Given that a square sheet has a side length of $1$ unit.
Now, the sheet is first folded along the main diagonal.
Again, this is followed by a fold along its line of symmetry. And this operation is performed two times.
We get the final folded sheet.
Let the height of the triangle be $h$ units.

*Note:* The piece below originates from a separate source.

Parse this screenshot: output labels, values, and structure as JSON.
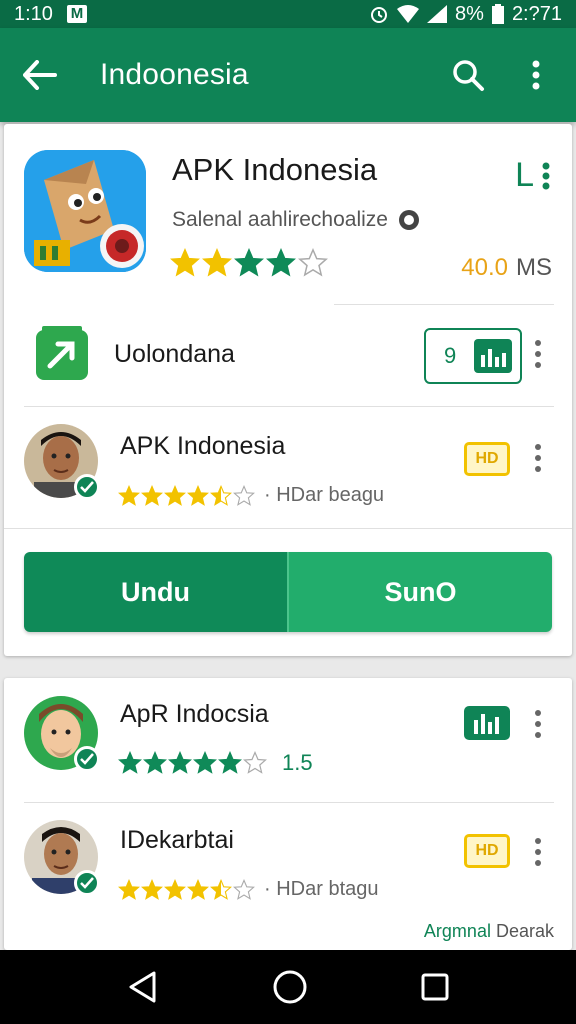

Using the Pythagorean theorem, we get.
$\left(\frac{1}{\sqrt{2}}\right)^{2} = h^{2} + \left(\frac{1}{2}\right)^{2}$
$\implies \frac{1}{2} = h^{2} + \frac{1}{4}$
$\implies h^{2} = \frac{1}{2} – \frac{1}{4}$
$\implies h^{2} = \frac{2 – 1 }{4} = \frac{1}{4}$
$\implies h = \frac{1}{2}$
Now, the area of triangle $\Delta = \frac{1}{2} \times \text{Base} \times \text{Height}$
$\implies \Delta = \frac{1}{2} \times \frac{1}{2} \times \frac{1}{2} = \frac{1}{8}\;\text{unit}^{2}.$
$\textbf{Short Method:}$ Area follows the symmetry.
- Initially the area of square $ = 1$
- Folded first time, then the area of square $ = \frac{1}{2}$
- Folded second time, then the area of square $ = \frac{1}{4}$
- Folded third time, then the area of square $ = \frac{1}{8}$
So, the correct answer is $(B).$